‘You don’t need a weatherman to tell you which way the wind blows’, but give the same source data to a number of different weather forecasters and nine days out of ten – you’ll end up with differing predictions (unless, perhaps, you’re living in the Sahara).
Assuming the above is true, then how can we rationally and safely know when a complex project is ready for go-live, especially if the decision to go or not to go, can have a major impact upon the business? As my MBA students know, at the beginning of any project I ask myself three questions:
1. What is the problem we are solving?
2. How will we know when it is solved?
3. How will we measure it?
This is basically a dramatic over simplification of a business case – but they are the three questions that are most overlooked.

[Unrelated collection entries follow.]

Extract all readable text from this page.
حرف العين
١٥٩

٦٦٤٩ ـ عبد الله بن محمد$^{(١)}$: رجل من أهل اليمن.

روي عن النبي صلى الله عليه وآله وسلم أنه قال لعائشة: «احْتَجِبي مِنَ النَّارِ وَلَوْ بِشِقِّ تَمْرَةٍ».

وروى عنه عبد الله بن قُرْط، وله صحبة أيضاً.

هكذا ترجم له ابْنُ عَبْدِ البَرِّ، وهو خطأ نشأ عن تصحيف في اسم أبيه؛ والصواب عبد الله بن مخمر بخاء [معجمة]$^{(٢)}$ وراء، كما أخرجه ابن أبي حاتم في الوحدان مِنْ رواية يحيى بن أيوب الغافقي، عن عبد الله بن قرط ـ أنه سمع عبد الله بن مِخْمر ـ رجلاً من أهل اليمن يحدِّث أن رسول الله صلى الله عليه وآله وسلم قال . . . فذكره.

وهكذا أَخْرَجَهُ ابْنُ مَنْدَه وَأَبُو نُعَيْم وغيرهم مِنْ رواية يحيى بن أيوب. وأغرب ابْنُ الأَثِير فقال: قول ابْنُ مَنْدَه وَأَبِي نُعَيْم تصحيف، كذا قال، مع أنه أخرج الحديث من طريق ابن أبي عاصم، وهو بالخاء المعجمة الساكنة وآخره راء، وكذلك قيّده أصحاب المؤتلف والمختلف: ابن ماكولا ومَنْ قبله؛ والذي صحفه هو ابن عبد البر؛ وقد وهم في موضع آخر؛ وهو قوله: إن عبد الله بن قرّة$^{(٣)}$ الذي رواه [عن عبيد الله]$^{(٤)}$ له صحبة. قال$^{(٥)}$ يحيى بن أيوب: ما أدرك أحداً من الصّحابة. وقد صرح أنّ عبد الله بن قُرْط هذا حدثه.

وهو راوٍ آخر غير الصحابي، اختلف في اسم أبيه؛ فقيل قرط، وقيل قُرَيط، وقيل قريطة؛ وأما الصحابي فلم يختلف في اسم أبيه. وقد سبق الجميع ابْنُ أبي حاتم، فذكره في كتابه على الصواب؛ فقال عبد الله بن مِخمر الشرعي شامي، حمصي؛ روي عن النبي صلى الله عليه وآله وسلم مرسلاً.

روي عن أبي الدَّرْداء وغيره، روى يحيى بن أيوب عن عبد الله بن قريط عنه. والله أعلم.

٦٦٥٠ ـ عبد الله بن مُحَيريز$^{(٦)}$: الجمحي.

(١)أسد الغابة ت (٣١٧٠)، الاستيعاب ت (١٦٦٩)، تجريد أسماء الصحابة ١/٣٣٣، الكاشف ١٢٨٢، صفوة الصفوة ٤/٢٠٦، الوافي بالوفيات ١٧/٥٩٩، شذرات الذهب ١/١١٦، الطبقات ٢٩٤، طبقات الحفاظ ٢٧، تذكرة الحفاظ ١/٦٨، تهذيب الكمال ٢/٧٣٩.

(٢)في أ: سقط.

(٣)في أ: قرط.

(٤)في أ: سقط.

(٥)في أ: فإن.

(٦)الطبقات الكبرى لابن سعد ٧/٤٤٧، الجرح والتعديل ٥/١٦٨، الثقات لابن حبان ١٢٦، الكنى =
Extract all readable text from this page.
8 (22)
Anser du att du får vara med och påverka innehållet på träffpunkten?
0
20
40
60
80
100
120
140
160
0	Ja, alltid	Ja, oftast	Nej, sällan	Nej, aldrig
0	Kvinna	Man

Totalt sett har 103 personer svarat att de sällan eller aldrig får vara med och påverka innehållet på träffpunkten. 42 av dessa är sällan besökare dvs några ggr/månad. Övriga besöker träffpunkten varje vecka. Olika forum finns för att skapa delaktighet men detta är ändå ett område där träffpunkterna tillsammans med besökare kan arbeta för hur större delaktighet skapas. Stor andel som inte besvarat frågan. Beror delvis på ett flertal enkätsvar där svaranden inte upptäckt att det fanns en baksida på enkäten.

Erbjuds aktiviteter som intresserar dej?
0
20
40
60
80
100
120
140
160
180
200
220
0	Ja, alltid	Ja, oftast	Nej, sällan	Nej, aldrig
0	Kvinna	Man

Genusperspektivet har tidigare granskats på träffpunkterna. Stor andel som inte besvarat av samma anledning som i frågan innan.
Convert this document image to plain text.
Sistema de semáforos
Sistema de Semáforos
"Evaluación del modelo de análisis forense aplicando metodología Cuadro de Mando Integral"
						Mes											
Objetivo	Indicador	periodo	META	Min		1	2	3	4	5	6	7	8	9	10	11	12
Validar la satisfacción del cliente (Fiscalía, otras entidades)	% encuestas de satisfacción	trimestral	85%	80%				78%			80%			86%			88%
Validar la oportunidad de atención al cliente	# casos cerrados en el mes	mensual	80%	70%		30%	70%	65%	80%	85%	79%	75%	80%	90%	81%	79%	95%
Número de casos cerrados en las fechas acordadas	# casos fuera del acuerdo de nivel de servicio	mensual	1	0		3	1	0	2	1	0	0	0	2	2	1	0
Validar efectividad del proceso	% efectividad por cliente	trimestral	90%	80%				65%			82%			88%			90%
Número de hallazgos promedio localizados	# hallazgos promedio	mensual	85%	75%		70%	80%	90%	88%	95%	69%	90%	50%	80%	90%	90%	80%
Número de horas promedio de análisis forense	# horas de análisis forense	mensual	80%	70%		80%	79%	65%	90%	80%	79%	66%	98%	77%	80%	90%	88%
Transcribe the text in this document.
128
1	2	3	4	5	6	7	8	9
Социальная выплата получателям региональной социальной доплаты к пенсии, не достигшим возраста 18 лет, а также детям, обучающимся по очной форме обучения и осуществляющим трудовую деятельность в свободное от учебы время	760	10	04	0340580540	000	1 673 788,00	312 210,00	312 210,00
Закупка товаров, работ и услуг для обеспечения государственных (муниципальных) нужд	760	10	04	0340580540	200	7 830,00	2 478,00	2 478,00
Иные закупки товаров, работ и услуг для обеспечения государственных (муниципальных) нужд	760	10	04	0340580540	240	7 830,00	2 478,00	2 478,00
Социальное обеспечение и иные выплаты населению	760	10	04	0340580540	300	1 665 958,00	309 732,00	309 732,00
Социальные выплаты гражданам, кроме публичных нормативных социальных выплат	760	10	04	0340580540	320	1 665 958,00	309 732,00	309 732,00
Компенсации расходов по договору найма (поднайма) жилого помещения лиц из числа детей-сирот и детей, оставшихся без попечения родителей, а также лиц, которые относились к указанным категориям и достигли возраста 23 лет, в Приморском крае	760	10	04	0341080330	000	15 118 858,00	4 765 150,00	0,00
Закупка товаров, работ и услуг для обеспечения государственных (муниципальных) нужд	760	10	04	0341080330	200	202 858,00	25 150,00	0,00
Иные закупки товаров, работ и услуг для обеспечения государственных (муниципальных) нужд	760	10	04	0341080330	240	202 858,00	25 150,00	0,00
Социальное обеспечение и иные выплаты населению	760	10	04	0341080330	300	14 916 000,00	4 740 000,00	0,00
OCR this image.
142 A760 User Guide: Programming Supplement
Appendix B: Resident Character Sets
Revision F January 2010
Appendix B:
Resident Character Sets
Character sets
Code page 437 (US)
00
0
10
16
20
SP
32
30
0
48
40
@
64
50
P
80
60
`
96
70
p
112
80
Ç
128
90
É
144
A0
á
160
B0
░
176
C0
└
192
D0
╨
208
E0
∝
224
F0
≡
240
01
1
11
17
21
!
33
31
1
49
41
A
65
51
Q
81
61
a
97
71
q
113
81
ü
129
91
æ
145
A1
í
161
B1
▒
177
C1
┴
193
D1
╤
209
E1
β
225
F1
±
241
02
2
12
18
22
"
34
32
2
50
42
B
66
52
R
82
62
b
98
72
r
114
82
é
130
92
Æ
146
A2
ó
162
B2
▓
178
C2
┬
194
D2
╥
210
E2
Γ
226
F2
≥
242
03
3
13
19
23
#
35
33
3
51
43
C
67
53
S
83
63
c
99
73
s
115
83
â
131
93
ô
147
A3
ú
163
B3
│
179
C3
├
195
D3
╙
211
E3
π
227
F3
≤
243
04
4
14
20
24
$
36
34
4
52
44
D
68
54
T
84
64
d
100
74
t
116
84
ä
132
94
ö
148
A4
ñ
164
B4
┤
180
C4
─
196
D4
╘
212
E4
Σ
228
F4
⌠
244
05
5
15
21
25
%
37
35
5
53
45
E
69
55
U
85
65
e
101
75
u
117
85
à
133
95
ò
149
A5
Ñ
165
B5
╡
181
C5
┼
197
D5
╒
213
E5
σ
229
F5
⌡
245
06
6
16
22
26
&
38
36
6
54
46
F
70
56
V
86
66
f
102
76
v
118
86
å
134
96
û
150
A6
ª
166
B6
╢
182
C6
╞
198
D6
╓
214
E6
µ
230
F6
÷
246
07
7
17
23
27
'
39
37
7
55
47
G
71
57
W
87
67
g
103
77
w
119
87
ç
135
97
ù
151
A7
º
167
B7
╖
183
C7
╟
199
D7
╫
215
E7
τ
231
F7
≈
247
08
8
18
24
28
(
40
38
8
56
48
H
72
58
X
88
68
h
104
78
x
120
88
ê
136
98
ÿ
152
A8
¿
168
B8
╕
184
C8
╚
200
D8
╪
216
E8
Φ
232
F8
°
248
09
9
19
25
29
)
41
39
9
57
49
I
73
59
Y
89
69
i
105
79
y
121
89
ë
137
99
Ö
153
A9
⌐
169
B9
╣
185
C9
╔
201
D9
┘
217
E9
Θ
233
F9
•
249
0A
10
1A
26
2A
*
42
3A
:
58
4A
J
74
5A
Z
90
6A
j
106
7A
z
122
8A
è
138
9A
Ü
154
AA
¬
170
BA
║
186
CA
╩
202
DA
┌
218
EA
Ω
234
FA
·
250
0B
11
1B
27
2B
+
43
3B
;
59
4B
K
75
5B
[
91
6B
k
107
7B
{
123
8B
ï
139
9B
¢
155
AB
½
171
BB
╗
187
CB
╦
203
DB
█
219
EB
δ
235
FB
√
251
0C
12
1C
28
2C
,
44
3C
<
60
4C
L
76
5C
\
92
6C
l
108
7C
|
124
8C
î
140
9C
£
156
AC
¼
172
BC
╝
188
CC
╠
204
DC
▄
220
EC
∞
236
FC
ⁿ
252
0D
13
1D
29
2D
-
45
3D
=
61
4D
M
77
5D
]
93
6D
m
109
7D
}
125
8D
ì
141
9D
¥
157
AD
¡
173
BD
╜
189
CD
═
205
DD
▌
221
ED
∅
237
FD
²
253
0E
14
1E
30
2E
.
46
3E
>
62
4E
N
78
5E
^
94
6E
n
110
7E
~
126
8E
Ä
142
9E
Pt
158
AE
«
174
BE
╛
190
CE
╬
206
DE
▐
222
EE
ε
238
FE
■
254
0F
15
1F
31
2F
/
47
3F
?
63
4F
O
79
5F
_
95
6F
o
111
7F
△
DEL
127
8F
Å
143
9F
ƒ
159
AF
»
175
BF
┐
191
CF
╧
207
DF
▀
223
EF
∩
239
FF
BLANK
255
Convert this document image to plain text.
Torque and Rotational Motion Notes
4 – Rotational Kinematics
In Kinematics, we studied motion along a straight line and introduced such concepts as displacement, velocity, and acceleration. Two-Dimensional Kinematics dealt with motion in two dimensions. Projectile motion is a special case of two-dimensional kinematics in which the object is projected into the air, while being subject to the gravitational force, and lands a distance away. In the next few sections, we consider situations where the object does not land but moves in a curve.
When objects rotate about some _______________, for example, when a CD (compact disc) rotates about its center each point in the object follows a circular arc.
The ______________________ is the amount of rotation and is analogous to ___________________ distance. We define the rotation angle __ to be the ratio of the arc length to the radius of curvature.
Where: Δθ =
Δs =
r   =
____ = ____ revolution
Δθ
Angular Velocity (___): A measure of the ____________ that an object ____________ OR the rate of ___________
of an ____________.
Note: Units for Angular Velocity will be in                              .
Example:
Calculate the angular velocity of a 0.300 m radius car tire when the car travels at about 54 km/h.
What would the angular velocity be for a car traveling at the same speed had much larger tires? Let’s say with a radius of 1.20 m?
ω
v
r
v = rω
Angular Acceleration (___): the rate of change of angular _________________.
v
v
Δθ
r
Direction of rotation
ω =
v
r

Hence, early on, I build a slide deck that I will use at the very end of the project at go-live decision making time and again at the end of the evaluation phase.
The answer to the question is that the PM should not make a decision because he, or she, alone does not know exactly when to go live. Instead he guides his Project Board into making a unanimous decision, based upon very specific sign off criteria.
The format of the decision making process should be displayed in a slide deck with one or two slides per measuring point, with a summary slide that covers the whole topic at the end or beginning. An important part of this exercise is that the sign off criteria has to be formulated and agreed way in advance by each member of the Project Board, based upon specialist advice from the experts below each and every one of them.
No one member of the project board is exempt from taking on the ownership of ensuring the well being of the business. This has nothing to do with apportioning blame but everything to do with collective responsibility, involvement and personal commitment.
So when is your project ready for go-live? What criteria do you use – it’s worth thinking about, long before your next crunch time comes!